Здесь были сложены в идеальном порядке эскизы к ранним портретам работы Боровиковского. Старыгин осторожно перекладывал листы один за другим. Вначале он увидел несколько эскизов к портрету поэта Василия Капниста, затем последовала целая стопка эскизов и подготовительных рисунков к знаменитому портрету императрицы Екатерины. Боровиковский изобразил ее не великой государыней, повелительницей колоссальной империи, а умной, немного усталой пожилой женщиной. Императрица была изображена в простом домашнем платье на прогулке в Царскосельском парке.

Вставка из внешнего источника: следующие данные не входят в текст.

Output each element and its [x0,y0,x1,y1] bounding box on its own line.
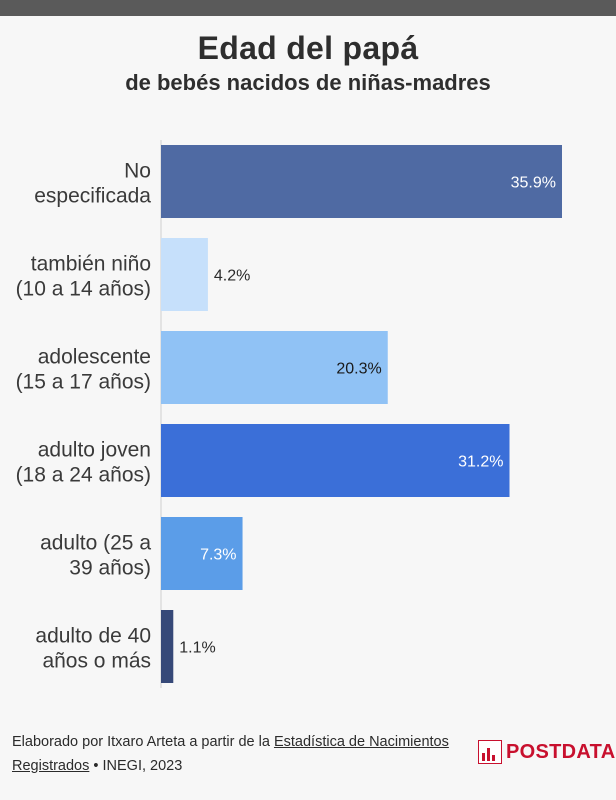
bar-chart: No especificada 35.9% también niño (10 a 14 … [16,140,562,688]
footer-credit: Elaborado por Itxaro Arteta a partir de … [12,730,452,778]
source-link[interactable]: Estadística de Nacimientos Registrados [12,734,449,774]
bar [161,145,562,218]
category-label: No especificada [34,160,151,208]
footer-prefix: Elaborado por Itxaro Arteta a partir de … [12,734,274,750]
bar [161,610,174,683]
category-label: adolescente (15 a 17 años) [16,346,151,394]
category-label: adulto (25 a 39 años) [40,532,151,580]
chart-title: Edad del papá [197,30,419,66]
top-bar [0,0,616,16]
value-label: 4.2% [214,268,250,285]
bar-chart-logo-icon [478,740,502,764]
bar [161,517,243,590]
bar [161,331,388,404]
value-label: 35.9% [511,175,556,192]
value-label: 31.2% [458,454,503,471]
bar [161,424,510,497]
category-label: también niño (10 a 14 años) [16,253,151,301]
footer-suffix: • INEGI, 2023 [89,758,183,774]
value-label: 1.1% [179,640,215,657]
value-label: 7.3% [200,547,236,564]
bar [161,238,208,311]
postdata-logo: POSTDATA [478,738,615,766]
category-label: adulto de 40 años o más [35,625,151,673]
logo-text: POSTDATA [506,740,616,763]
category-label: adulto joven (18 a 24 años) [16,439,151,487]
chart-subtitle: de bebés nacidos de niñas-madres [125,70,491,95]
value-label: 20.3% [336,361,381,378]
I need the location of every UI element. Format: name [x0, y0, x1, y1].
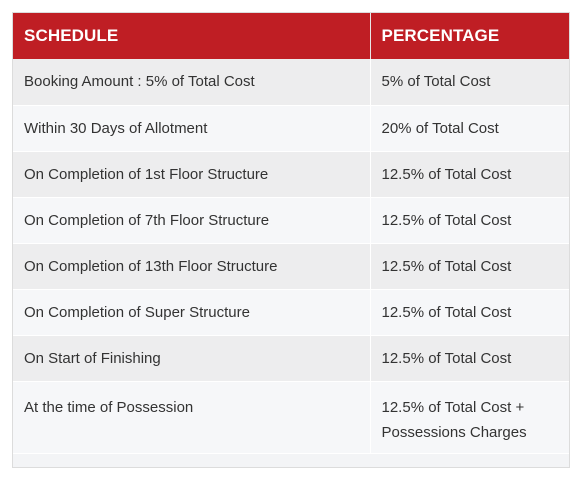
schedule-cell: Booking Amount : 5% of Total Cost: [13, 59, 371, 106]
schedule-cell: Within 30 Days of Allotment: [13, 105, 371, 152]
header-schedule: SCHEDULE: [13, 13, 371, 59]
table-row: At the time of Possession 12.5% of Total…: [13, 381, 569, 454]
table-row: Within 30 Days of Allotment 20% of Total…: [13, 105, 569, 152]
schedule-cell: On Completion of 1st Floor Structure: [13, 151, 371, 198]
payment-schedule-table: SCHEDULE PERCENTAGE Booking Amount : 5% …: [13, 13, 569, 454]
percentage-cell: 12.5% of Total Cost: [370, 151, 569, 198]
schedule-cell: At the time of Possession: [13, 381, 371, 454]
table-row: On Completion of 7th Floor Structure 12.…: [13, 197, 569, 244]
percentage-cell: 20% of Total Cost: [370, 105, 569, 152]
table-header-row: SCHEDULE PERCENTAGE: [13, 13, 569, 59]
table-row: Booking Amount : 5% of Total Cost 5% of …: [13, 59, 569, 106]
schedule-cell: On Completion of Super Structure: [13, 289, 371, 336]
table-row: On Completion of 13th Floor Structure 12…: [13, 243, 569, 290]
percentage-cell: 12.5% of Total Cost: [370, 197, 569, 244]
percentage-cell: 12.5% of Total Cost: [370, 243, 569, 290]
schedule-cell: On Start of Finishing: [13, 335, 371, 382]
schedule-cell: On Completion of 13th Floor Structure: [13, 243, 371, 290]
percentage-cell: 5% of Total Cost: [370, 59, 569, 106]
table-row: On Completion of Super Structure 12.5% o…: [13, 289, 569, 336]
payment-schedule-frame: SCHEDULE PERCENTAGE Booking Amount : 5% …: [12, 12, 570, 468]
percentage-cell: 12.5% of Total Cost: [370, 289, 569, 336]
header-percentage: PERCENTAGE: [370, 13, 569, 59]
percentage-cell: 12.5% of Total Cost + Possessions Charge…: [370, 381, 569, 454]
table-row: On Completion of 1st Floor Structure 12.…: [13, 151, 569, 198]
schedule-cell: On Completion of 7th Floor Structure: [13, 197, 371, 244]
percentage-cell: 12.5% of Total Cost: [370, 335, 569, 382]
table-row: On Start of Finishing 12.5% of Total Cos…: [13, 335, 569, 382]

Перебрав содержимое первой папки, Старыгин приступил к следующей.
Здесь находились наброски к работам более зрелого периода – к портретам Лопухиной, Арсеньевой, князя Куракина.
В следующей папке были эскизы к парадному портрету Павла Первого – император был изображен в полный рост, в торжественном одеянии для коронации.
Но нигде не было видно ни Марии Нарышкиной, ни ее дворца.
Старыгин был человеком терпеливым. Это качество необходимо в профессии реставратора. Огромное терпение требуется для того, чтобы день за днем снимать с картины слой старого лака, не повредив бесценную живопись, для того, чтобы долгими часами восстанавливать крошечный фрагмент картины…
Он перебрал содержимое еще нескольких папок. Здесь были эскизы и наброски к знаменитому портрету сестер Гагариных, и к портрету генерала Боровского, и к портрету известной писательницы Жермены де Сталь, и к семейному портрету графа Безбородко…
Наконец перед ним осталась последняя папка, в которой хранитель музейной коллекции собрал отдельные рисунки и эскизы, не связанные с каким-то известным портретом.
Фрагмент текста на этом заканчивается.